The management of risk is one of the most important activities any CEO and management team can do.  The sorts of activities this includes are 1. Assessing the likelihood of harmful risks and planning to mitigate them. 2 Considering what appetite the organisation has to take risk, 3. Using risk management to plan for actions that may be beneficial, but have risks.

I’ve never thought there was much point in most organisations planning for a jet aircraft crashing on their offices, or that the basis of our world economic system will collapse, or that a cataclysmic disease will wipe out a workforce.  Someone has to plan for these risks – especially Government emergency planners – but you shouldn’t spend too much time on these as senior managers.

Much more useful is for an organisation to manage risks that will have a reasonable prospect of happening.  Risk can be looked on as relating to the probability of uncertain future events.  A good way of considering risk is to have a simple matrix of probability (high, medium and low) and impact (high, medium and low).

Good organisations have a risk register.  Very good organisations use risk management to take on exciting new goals.  And excellent organisations take on those goals and manages away to a high degree the harm caused by potentially risky activities.  

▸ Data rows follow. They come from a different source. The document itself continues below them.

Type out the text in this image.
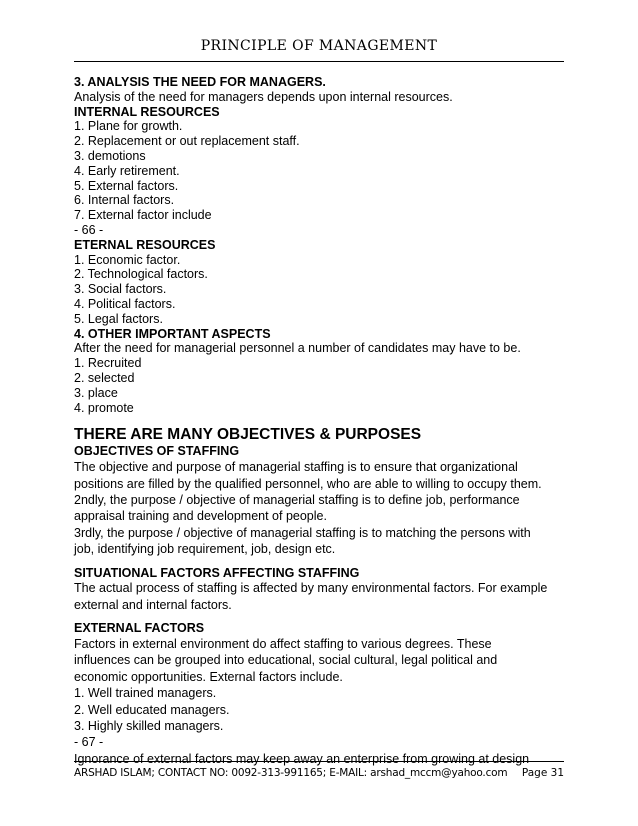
PRINCIPLE OF MANAGEMENT
3. ANALYSIS THE NEED FOR MANAGERS.
Analysis of the need for managers depends upon internal resources.
INTERNAL RESOURCES
1. Plane for growth.
2. Replacement or out replacement staff.
3. demotions
4. Early retirement.
5. External factors.
6. Internal factors.
7. External factor include
- 66 -
ETERNAL RESOURCES
1. Economic factor.
2. Technological factors.
3. Social factors.
4. Political factors.
5. Legal factors.
4. OTHER IMPORTANT ASPECTS
After the need for managerial personnel a number of candidates may have to be.
1. Recruited
2. selected
3. place
4. promote
THERE ARE MANY OBJECTIVES & PURPOSES
OBJECTIVES OF STAFFING
The objective and purpose of managerial staffing is to ensure that organizational
positions are filled by the qualified personnel, who are able to willing to occupy them.
2ndly, the purpose / objective of managerial staffing is to define job, performance
appraisal training and development of people.
3rdly, the purpose / objective of managerial staffing is to matching the persons with
job, identifying job requirement, job, design etc.
SITUATIONAL FACTORS AFFECTING STAFFING
The actual process of staffing is affected by many environmental factors. For example
external and internal factors.
EXTERNAL FACTORS
Factors in external environment do affect staffing to various degrees. These
influences can be grouped into educational, social cultural, legal political and
economic opportunities. External factors include.
1. Well trained managers.
2. Well educated managers.
3. Highly skilled managers.
- 67 -
Ignorance of external factors may keep away an enterprise from growing at design
ARSHAD ISLAM; CONTACT NO: 0092-313-991165; E-MAIL: arshad_mccm@yahoo.com Page 31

An organisation can have a defined approach to risk –ie its ‘attitude’.  This can be very risk tolerant or risk averse.  Great teams have people with different tolerances of risk.  You generally want a Finance Director to have a keen eye on risk.  Operations Directors need a clear line of sight on where risks are.  And Strategy Directors should be careful not to be too constrained by risk.  As a CEO, a usual role is to surface the views around risk and work towards an organisational consensus defining your attitude across your business.

Often in strategy-making, the difficulty for an organisation is high degrees of uncertainty around risk.  A good way of addressing uncertainty is to develop scenarios (eg scenario 1 is that our competitors develop a product or service marginally better, scenario 2 marginally worse and secanraio 3 markedly better or scenario 4 markedly worse).

Accidents, upset customers, missed deadlines and cost overruns, fraud, disruptions to service through IT failure, poor weather or labour availability are all risks that can be managed away. Using our above matrix, the risk attributed to one activity is the probability of the harmful incident x its impact.  The sum of these is the organisations exposure to a particular risk. 

A very useful philosophy in risk management is that of ‘marginal gains’, ie if an organisation systematically identifies a wide range and large number of risks, however small, and then bears down on each one, the overall effect is high at reducing risks. 

Leadership is vital for risk management.  Like so many corporate functions, it’s important it is championed at Board level with defined roles for Chairs of Audit, CEO, Directors and mid organisation leaders.  Many risks will come and go during a month or a year.  So, dynamic systems of risk recording and management are important.  If a big risk coming your way, has been identified and addressed, you can downgrade it.  Once it’s passed, you can remove it from your register.  No doubt, other new risks will have emerged and your corporate focus needs to be on those.

Leaders should know their risks, know who leads on them and know what their system is for tracking and managing them.  I ran an organisation where we had lots of staff driving on poor quality roads, often in poor weather. We had lone workers in moorland and countryside environments.  We had tens of thousands of service users cycling, walking and experiencing our sites. 

Our moorland restoration work involved helicopters, tractors, heavy loads, ropes and hawsers and people working remotely in moorland environments. In winter.  I am now a NED in an organisation that hands out £400M to hundreds of diverse groups for projects and a NHS trust providing services to the most vulnerable people in our society. 

When the man in the pub begins to bore for Britain on ‘elf ’n safety gone mad’, remember the words of Sir Michael Bishop who ran the airline British Midland.  ‘If you think airline safety is expensive, just wait until you have an accident’.